1. Leah Sottile's work as a freelance journalist, podcaster, and book writer is always nearby in my life. I subscribe to her Substack newsletter, The Truth Does Not Change According to Our Ability to Stomach It, where I've been reading her recent posts about the trial and guilty conviction of Lori Vallow Daybell, one of the subjects of Sottile's book, When the Moon Turns to Blood.
Reading Sottile's writing and listening to her podcasts, takes me back to when the plays and poems of William Shakespeare dominated my work as a graduate student and an instructor and occupied much of my thinking. I realized, at some point, that, to me, the more one of Shakespeare's plays unfolded about a character, say Beatrice or Macbeth or King Lear or Rosalind, the more baffling they became to me.
I used to think that the more I knew about, say one of Shakespeare's characters, the more I would understand.
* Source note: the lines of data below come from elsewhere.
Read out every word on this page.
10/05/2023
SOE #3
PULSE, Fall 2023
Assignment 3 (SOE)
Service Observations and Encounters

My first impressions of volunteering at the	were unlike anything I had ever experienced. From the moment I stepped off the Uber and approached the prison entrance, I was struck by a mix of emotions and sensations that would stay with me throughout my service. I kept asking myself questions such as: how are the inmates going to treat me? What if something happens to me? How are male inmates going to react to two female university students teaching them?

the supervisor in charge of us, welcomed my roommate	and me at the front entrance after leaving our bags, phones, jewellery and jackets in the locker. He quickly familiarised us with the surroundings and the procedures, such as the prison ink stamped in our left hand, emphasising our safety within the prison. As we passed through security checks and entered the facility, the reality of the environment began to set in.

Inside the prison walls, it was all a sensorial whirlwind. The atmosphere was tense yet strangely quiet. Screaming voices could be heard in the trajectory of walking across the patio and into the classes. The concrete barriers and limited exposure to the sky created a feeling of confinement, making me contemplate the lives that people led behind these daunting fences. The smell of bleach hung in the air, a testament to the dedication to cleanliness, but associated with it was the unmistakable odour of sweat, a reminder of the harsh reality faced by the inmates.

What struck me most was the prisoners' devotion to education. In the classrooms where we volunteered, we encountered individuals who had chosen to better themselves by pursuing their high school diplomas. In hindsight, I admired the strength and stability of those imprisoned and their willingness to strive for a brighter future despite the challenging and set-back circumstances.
But, as I spent more time with these characters, their contradictions, their unpredictability, their complexity, the less I could draw coherent or absolute conclusions about them.
Leah Sottile's work focuses largely on extremists in the western USA.
She narrated two seasons worth of podcasts on the Bundy family and others who share the Bundy family's view of the world.
Her podcast investigating Timothy McVeigh's bombing of the Alfred P. Murray Federal Building in Oklahoma City inevitably led her to digging into the standoff at Ruby Ridge, the destruction of the Branch Davidian complex near Waco, TX, the Aryan Nations compound near Hayden, Idaho, among other organizations and events in the realm of what scholar Kathleen Belew refers to as the White Power Movement.
Sottile's writing about Chad Daybell and his wife Lori Vallow Daybell investigates people associated with, or having been excommunicated from, the Church of Latter Day Saints whose lives center around prophecies about end times and near death experiences, around visions of epic conflicts between spirits of evil and good.
The more I find out and learn about the Bundys, David Koresh, Timothy McVeigh, and other adherents to white power or those, like the Daybells, preoccupied with end times, the less I understand.
Similarly, I just finished reading Leah Sottlie's interview with K. Rambo, the editor of Portland, OR's weekly street newspaper, Street Roots. The interview focused on homelessness and poverty in Portland. Before studying journalism at Linn-Benton Community and Iowa State University in his late 20s, Rambo was homeless when he was younger -- his teenage years until his late 20s. He and his staff of professional journalists write about issues of justice and equity in Portland from the point of view of those living on the streets.
If you'd like to check it out, go to https://www.streetroots.org/
Reading this interview and having served breakfast to people in need on Saturdays at St. Mary's Episcopal Church, my response was much the same as when I study King Lear and read and listen to Leah Sottile: the more I read about the many dimensions and complexities of homelessness and poverty, the less I understand.
For now, I'll leave it at that.
I've been exploring points of views and perspective that are not my own and that I'm unpersuaded by. I have had some success comprehending what informs these perspectives and the ways different people act on these worldviews.
I don't know that I will ever understand them.
I'm occupying a space that lies somewhere between comprehension and bafflement.
2. These matters I'm exploring are sobering, very serious, but there's more to my life day to day than getting outside of my own views of things and learning more about other prevalent world views in the USA.
For example, Debbie and I returned the podcast, This is Jeopardy this evening. We didn't quite make it all the way through the second episode because we fell into conversation about our experiences growing up with game shows. When I was much younger, had their been game show host cards, like baseball cards, I would have bought and collected them, and looked for other collectors to look at each others' cards and possibly trade them.
I thought a lot tonight about some of the game show hosts I spent hours watching, especially in the summers and mostly before I started college.
I imagined having cards of Hugh Downs, Wink Martindale, Art Fleming, Peter Marshall, Jack Barry, Jack Narz, Bill Cullen, Monte Hall, Stubby Kaye, Alex Trebek, Tom Kennedy, Joe Garigiola, Garry Moore, Bud Collyer, Gene Rayburn, Dick Clark, Bert Convy, Bob Barker, Bobby Van, Richard Dawson, Chuck Woolery, Pat Sajak, Allen Ludden, Jim Perry, Bob Eubanks, Jim Lange, and others. In my game show host dream world my Whitworth roommate, Rich Brock, and I spend hours avoiding our studies and, instead, pore over our cards, remembering great episodes of the game shows and laughing at the absurdity of it all.
3. I had fun time in the kitchen today, too. At Debbie's request, I took out a couple handfuls of frozen shrimp, cooked them in butter and garlic, and then, in a pot of boiling water, cooked a container of cheese raviolis. The shrimp and ravioli went together really well. We both added grated hard cheese to our bowls and Debbie added cherry tomatoes and chili flakes to hers.